Among the many good things in Steven Pinker's new book, The Better Angels of Our Nature: Why Violence Has Declined, is his dispassionate, fact-based analysis of terrorism around the world.
The book thoroughly analyzes historical data on all categories of violence, from homicide to genocide, and terrorism stands out from all the rest. As Pinker puts it, "Terrorism is a peculiar category of violence, because it has a cockeyed ratio of fear to harm." It may be true that you're far more likely to be struck dead by lightning than killed by a terrorist, but we haven't created a vast new "Department of Lightning Security" to cope with the risk.
The situation looks even more nonsensical if you look at the actual history of terrorist movements…
First off, on the global scale of untimely death, terrorism is barely a blip; for the most part it's lost in the statistical noise.
Pinker points out that "The number of deaths from terrorist attacks is so small that even minor measures to avoid them can increase the risk of dying." It was estimated that in the year after the 9/11 attacks, 1,500 Americans died in car accidents because fear of dying in a hijacked plane caused them to drive instead of the much-safer flying.
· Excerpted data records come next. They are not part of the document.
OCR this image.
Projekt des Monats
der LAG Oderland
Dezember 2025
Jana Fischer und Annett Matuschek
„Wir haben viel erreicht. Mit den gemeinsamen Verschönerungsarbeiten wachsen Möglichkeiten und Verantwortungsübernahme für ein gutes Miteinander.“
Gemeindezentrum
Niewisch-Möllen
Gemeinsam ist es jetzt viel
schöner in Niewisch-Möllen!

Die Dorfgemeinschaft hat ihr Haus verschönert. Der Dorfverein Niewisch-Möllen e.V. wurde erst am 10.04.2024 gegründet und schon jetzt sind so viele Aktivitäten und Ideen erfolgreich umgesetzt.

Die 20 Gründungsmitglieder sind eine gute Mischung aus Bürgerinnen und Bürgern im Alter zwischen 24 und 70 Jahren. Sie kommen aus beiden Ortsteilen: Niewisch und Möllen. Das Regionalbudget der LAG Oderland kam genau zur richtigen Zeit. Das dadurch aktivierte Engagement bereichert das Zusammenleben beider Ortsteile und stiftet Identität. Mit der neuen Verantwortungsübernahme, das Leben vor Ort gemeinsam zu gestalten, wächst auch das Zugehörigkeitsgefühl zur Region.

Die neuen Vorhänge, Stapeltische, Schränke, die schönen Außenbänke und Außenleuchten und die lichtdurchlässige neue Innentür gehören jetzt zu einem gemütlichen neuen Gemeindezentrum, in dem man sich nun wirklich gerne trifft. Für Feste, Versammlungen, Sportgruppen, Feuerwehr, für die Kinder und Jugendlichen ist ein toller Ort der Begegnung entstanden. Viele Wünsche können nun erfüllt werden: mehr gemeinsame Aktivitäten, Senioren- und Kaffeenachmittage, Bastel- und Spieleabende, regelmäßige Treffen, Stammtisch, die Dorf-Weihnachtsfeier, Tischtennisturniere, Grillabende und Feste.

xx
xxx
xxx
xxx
For perspective, here are some real risks (and their annual U.S. death tolls): auto accidents (40,000), falls (20,000), homicides (18,000), drowning (3,000, including 300 in bathtubs), other accidents (17,000).
Sadly, it's been shown that humans generally suck at assessing risks. Because an event like the fall of the twin towers was horrific and memorable, it's judged to be more threatening than a "mundane" car wreck or fall from a ladder. But just because as individuals we act irrationally, that doesn't mean our government should. John Kerry was exactly right when he said in the 2004 campaign that we should treat terrorism as basically a nuisance, and address it as a law enforcement problem. Of course, that didn't stop Dick Cheney from calling him "unfit to lead."
Now, 10 years after 9/11, I wonder what it would take to look at the actual data, look at all the follow-on attacks that were predicted but didn't happen, and begin to formulate a sane policy. Unfortunately, in the meantime we've created this giant security industry that grinds on, and surely knows how to lobby for ever-greater funding.
Pinker offers some other facts about terrorism, none of them good if you're a terrorist. Again, looking at real data, it's obvious that terrorists almost never achieve their strategic aims, and eventually are killed, captured, die off, or move on to some other kind of activism. Sometimes, frustrated by their lack of progress, they start attacking higher-profile targets, which generally backfires and turns them into even greater pariahs than they already were (just as the Oklahoma City bombing took the stuffing out of the right-wing antigovernment militia movement).
So, America: relax, take a deep breath, look at the facts, and develop a rational response to the (mostly non-)threat of terrorism. Hint: Bush's "War on Terror" wasn't the right approach.